On the heels of the World Health Organization (WHO) having declared a public health state of emergency due to the explosive spreading of the Zika virus throughout Latin America, the United States Olympic Committee (USOC) has delivered a message to leaders of U.S. sport federations.
As reported by Reuters, the USOC communicated via conference call in late January that the “athletes and staff concerned for their health over the Zika virus should consider not going to the Rio 2016 Olympic Games in August.”
“No one should go to Brazil if they don’t feel comfortable going,” is what President and Board Chairman of USA Fencing Donald Anthony said he heard on the call.
The Zika virus, carried via the same mosquitoes known to have spread dengue fever, has proven especially dangerous to pregnant women, as it is known to cause microcephaly in newborns. Microcephaly is blamed for causing brain damage, as well as babies being born with abnormally small heads.
At this point, the U.S. Centers for Disease Control and Prevention (CDC) has limited its travel advisement just to pregnant women, telling them to avoid travel to places with Zika outbreaks. Those locales include Brazil, Colombia, Ecuador, Mexico, Costa Rica and Barbados, among several other nations in the Latin American, Pacific Island and Caribbean regions.
USOC spokesman Mark Jones confirmed by email that the organization’s Chief of Sport Performance, Alan Ashley had “briefed federation leaders on the CDC’s recommendations and we will continue to ensure that athletes and officials affiliated with Team USA receive any updates from the CDC.”
Recalling the conference call, Anthony, a former Olympian, said: “One of the things that they immediately said was, especially for women that may be pregnant or even thinking of getting pregnant, that whether you are scheduled to go to Rio or no, that you shouldn’t go.”
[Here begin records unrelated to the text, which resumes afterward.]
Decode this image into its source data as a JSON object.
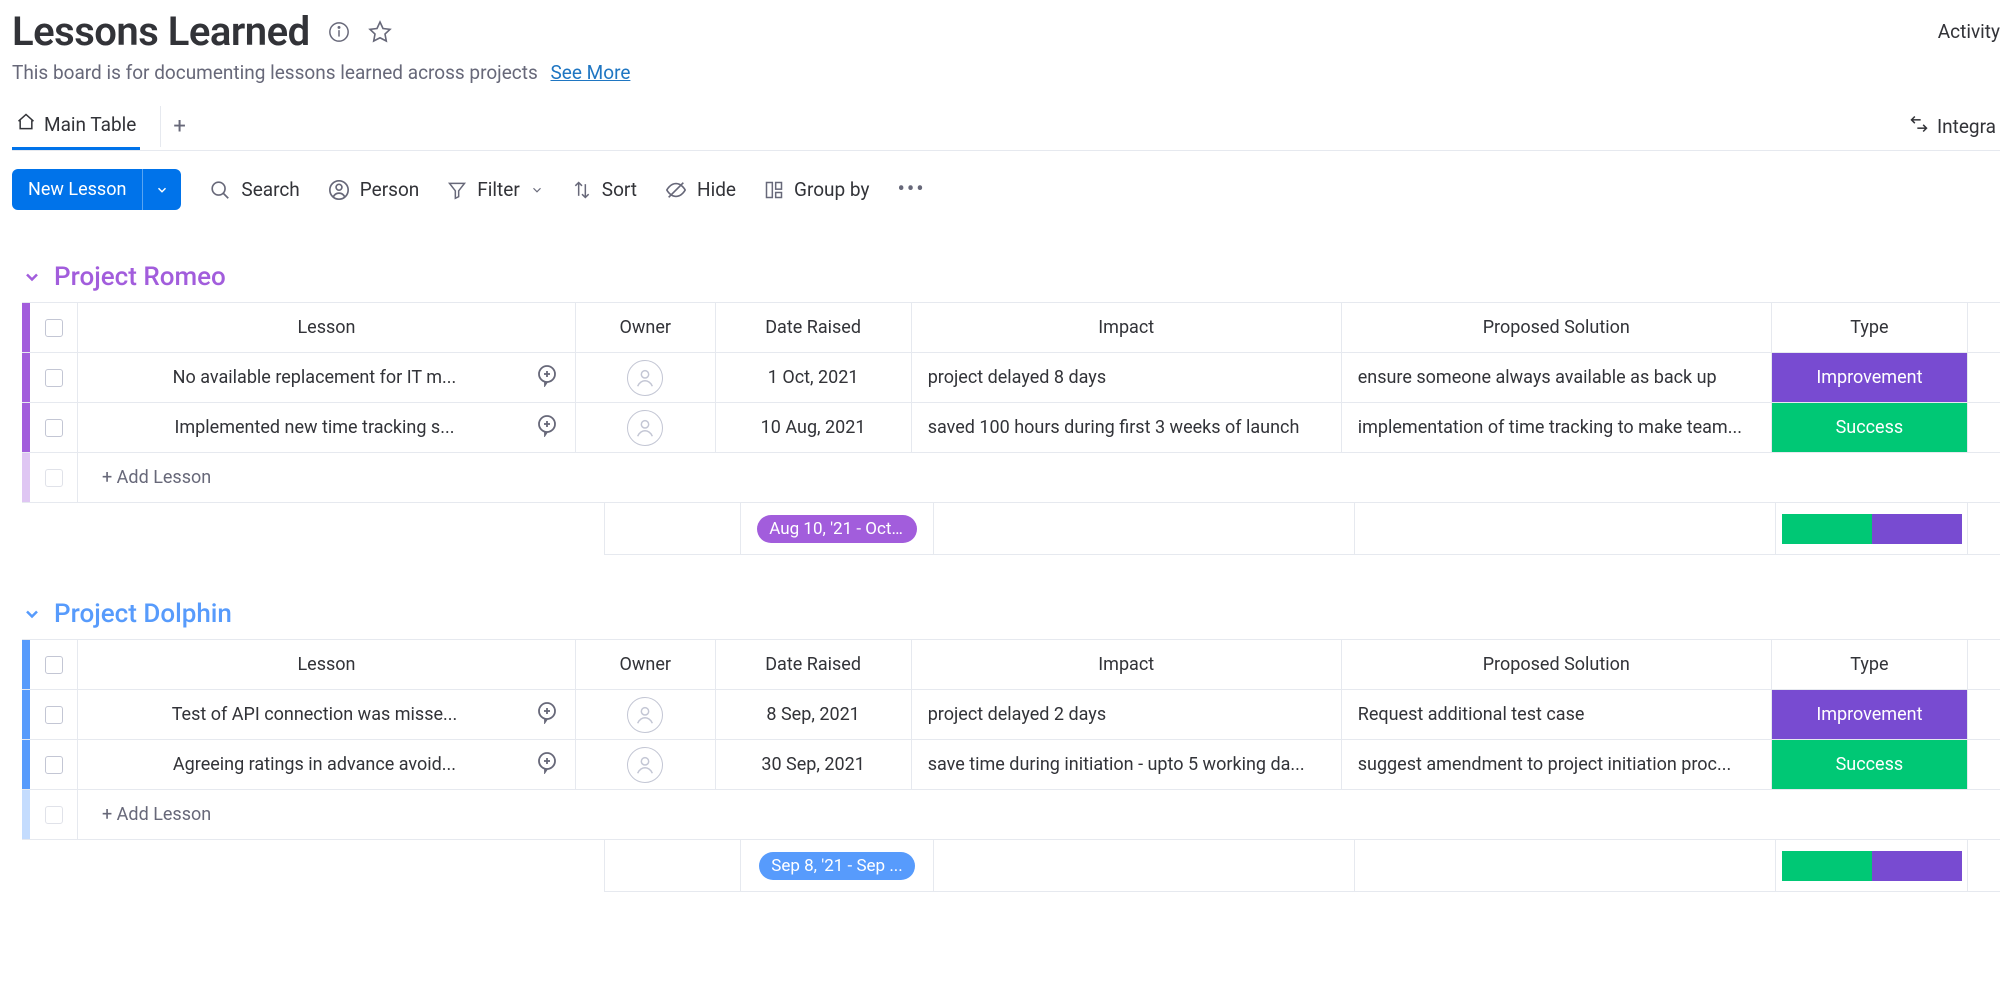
{
  "header": {
    "title": "Lessons Learned",
    "description": "This board is for documenting lessons learned across projects",
    "see_more": "See More",
    "activity": "Activity"
  },
  "tabs": {
    "main": "Main Table",
    "integrate": "Integra"
  },
  "toolbar": {
    "new_lesson": "New Lesson",
    "search": "Search",
    "person": "Person",
    "filter": "Filter",
    "sort": "Sort",
    "hide": "Hide",
    "group_by": "Group by"
  },
  "columns": {
    "lesson": "Lesson",
    "owner": "Owner",
    "date": "Date Raised",
    "impact": "Impact",
    "solution": "Proposed Solution",
    "type": "Type"
  },
  "add_lesson": "+ Add Lesson",
  "groups": [
    {
      "name": "Project Romeo",
      "class": "romeo",
      "summary_date": "Aug 10, '21 - Oct...",
      "rows": [
        {
          "lesson": "No available replacement for IT m...",
          "date": "1 Oct, 2021",
          "impact": "project delayed 8 days",
          "solution": "ensure someone always available as back up",
          "type": "Improvement",
          "type_class": "type-improvement"
        },
        {
          "lesson": "Implemented new time tracking s...",
          "date": "10 Aug, 2021",
          "impact": "saved 100 hours during first 3 weeks of launch",
          "solution": "implementation of time tracking to make team...",
          "type": "Success",
          "type_class": "type-success"
        }
      ]
    },
    {
      "name": "Project Dolphin",
      "class": "dolphin",
      "summary_date": "Sep 8, '21 - Sep ...",
      "rows": [
        {
          "lesson": "Test of API connection was misse...",
          "date": "8 Sep, 2021",
          "impact": "project delayed 2 days",
          "solution": "Request additional test case",
          "type": "Improvement",
          "type_class": "type-improvement"
        },
        {
          "lesson": "Agreeing ratings in advance avoid...",
          "date": "30 Sep, 2021",
          "impact": "save time during initiation - upto 5 working da...",
          "solution": "suggest amendment to project initiation proc...",
          "type": "Success",
          "type_class": "type-success"
        }
      ]
    }
  ]
}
According to Inside the Games, however, the USOC has denied it told athletes and staff concerned about the Zika virus that they should consider not attending this year’s Olympics in Rio de Janeiro. Instead, the organization reportedly said they ‘simply briefed participants before distributing guidance issued by the International Olympic Committee (IOC).’
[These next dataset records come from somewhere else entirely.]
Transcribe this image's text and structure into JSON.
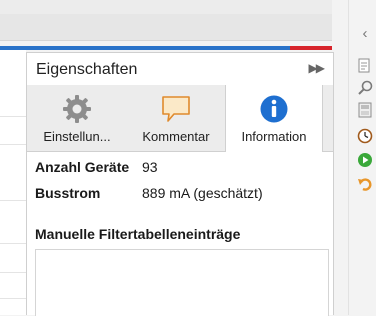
{
  "panel": {
    "title": "Eigenschaften",
    "collapse_glyph": "▶▶"
  },
  "tabs": [
    {
      "label": "Einstellun...",
      "icon": "gear-icon",
      "active": false
    },
    {
      "label": "Kommentar",
      "icon": "speech-bubble-icon",
      "active": false
    },
    {
      "label": "Information",
      "icon": "info-icon",
      "active": true
    }
  ],
  "info": {
    "rows": [
      {
        "key": "Anzahl Geräte",
        "value": "93"
      },
      {
        "key": "Busstrom",
        "value": "889 mA (geschätzt)"
      }
    ],
    "filter_section_title": "Manuelle Filtertabelleneinträge"
  },
  "toolbar": {
    "icons": [
      "chevron-left-icon",
      "document-icon",
      "search-icon",
      "panel-icon",
      "clock-icon",
      "play-icon",
      "undo-icon"
    ],
    "collapse_glyph": "‹"
  },
  "colors": {
    "accent_blue": "#2a73c9",
    "accent_red": "#d7242b",
    "info_blue": "#1e6fd0",
    "play_green": "#3aa83a",
    "undo_orange": "#e8962a"
  }
}
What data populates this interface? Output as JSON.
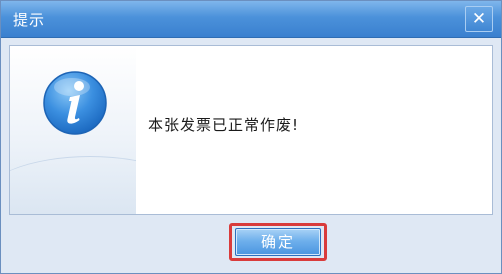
{
  "dialog": {
    "title": "提示",
    "close_label": "✕",
    "message": "本张发票已正常作废!",
    "ok_label": "确定"
  },
  "icons": {
    "info": "info-icon",
    "close": "close-icon"
  },
  "colors": {
    "titlebar": "#4b91da",
    "highlight_border": "#d93b3b",
    "button": "#6fb0ec"
  }
}
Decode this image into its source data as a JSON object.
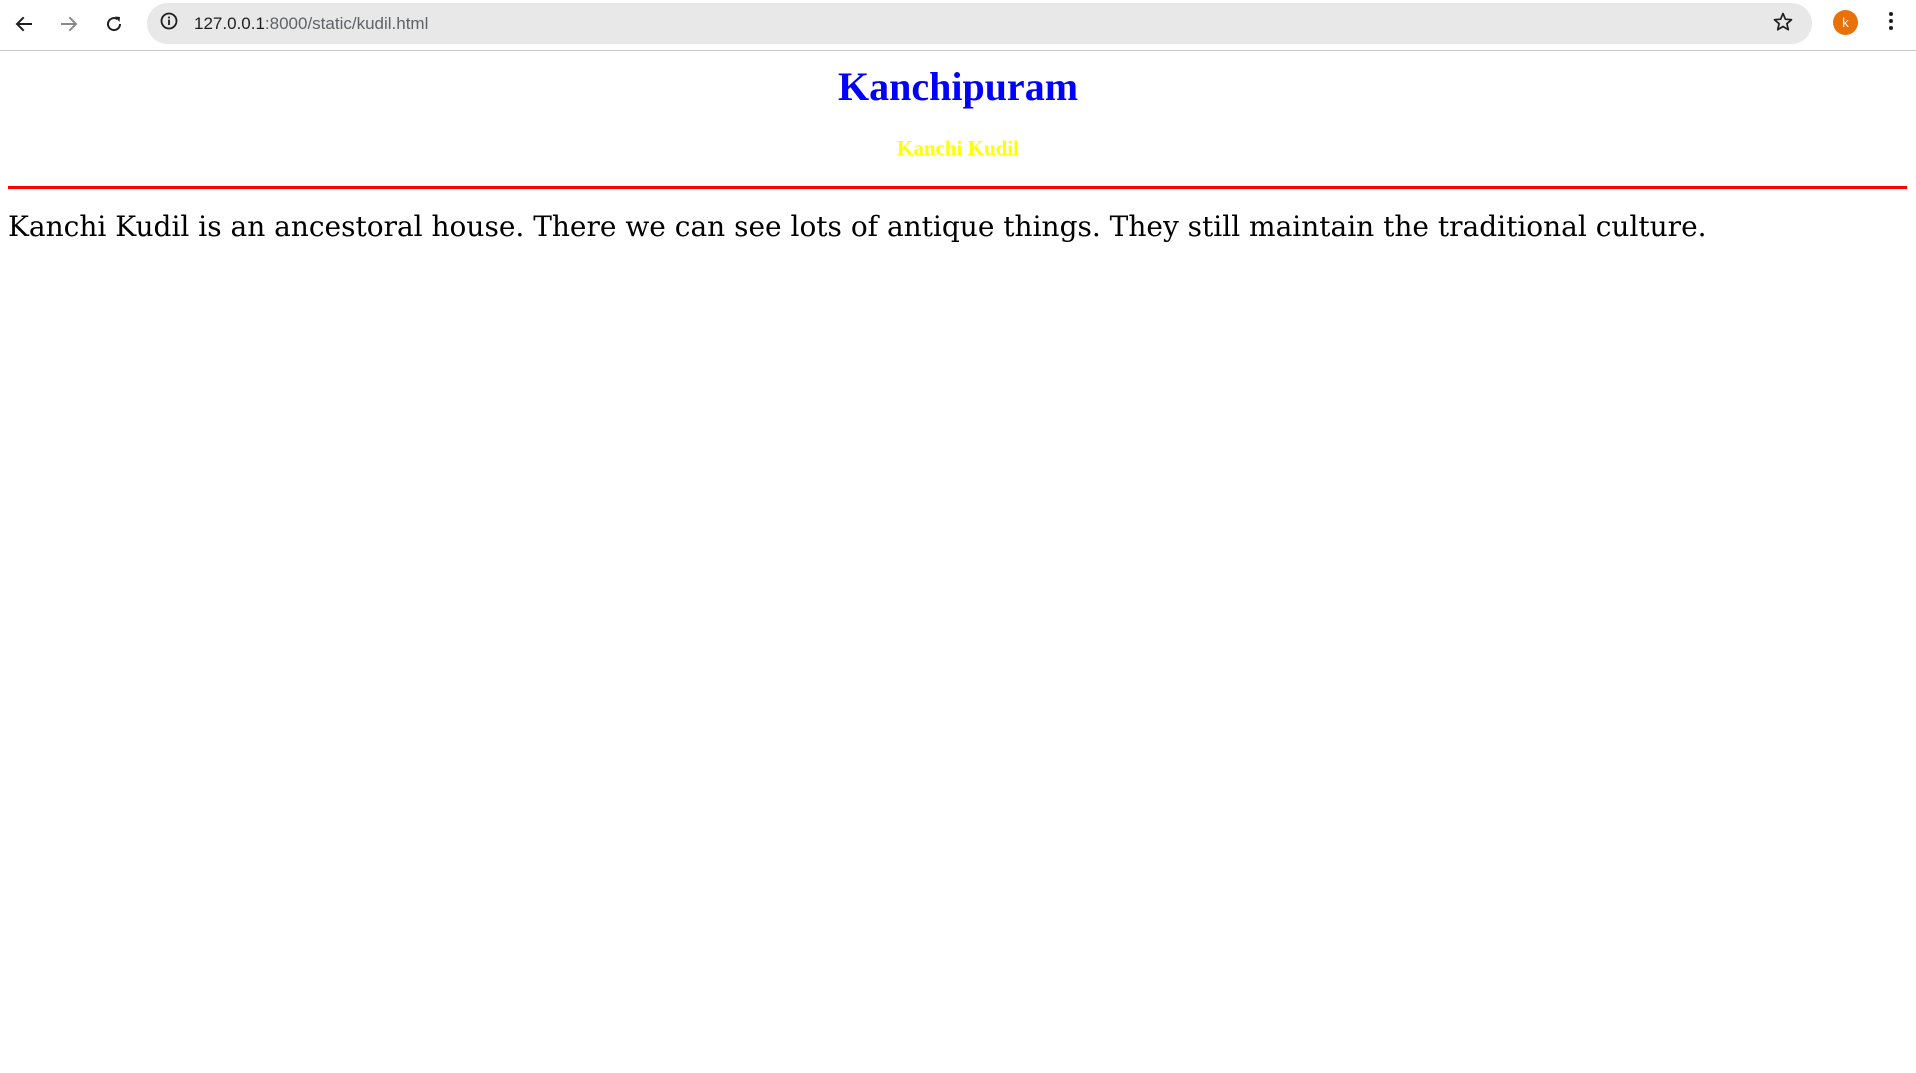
{
  "browser": {
    "url_host": "127.0.0.1",
    "url_path": ":8000/static/kudil.html",
    "profile_initial": "k",
    "accent_color": "#e8710a"
  },
  "icons": {
    "back": "arrow-left-icon",
    "forward": "arrow-right-icon",
    "reload": "reload-icon",
    "site_info": "info-icon",
    "bookmark": "star-icon",
    "menu": "kebab-menu-icon"
  },
  "page": {
    "title": "Kanchipuram",
    "subtitle": "Kanchi Kudil",
    "body": "Kanchi Kudil is an ancestoral house. There we can see lots of antique things. They still maintain the traditional culture.",
    "title_color": "#0000ff",
    "subtitle_color": "#ffff00",
    "divider_color": "#ff0000"
  }
}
“We are closely monitoring the situation through the Centers for Disease Control and Prevention (CDC) and have ongoing contact with the International Olympic Committee, the organising officials in Rio, the World Health Organization and infectious disease specialists with expertise in tropical diseases, including the Zika virus,” said USOC spokesperson Patrick Sandusky.
“Additionally, we’re taking steps to ensure that our delegation and those affiliated with Team USA are aware of the CDC’s recommendations regarding travel to Brazil,” said Sandusky.
Dr. Joao Grangeiro, Medical Director for Rio, has expressed his assurances that athletes will not be affected by Zika during the Olympic Games. “Athletes should come to the Olympic Games. Athletes are not at risk. We will not have an epidemic or pandemic situation. We can’t say we won’t have any cases [during the Games], but we see this as a minimal risk,” he says.
There is no specific treatment for those infected with the Zika virus, whose symptoms include rashes, joint pain, conjunctivitis and fevers.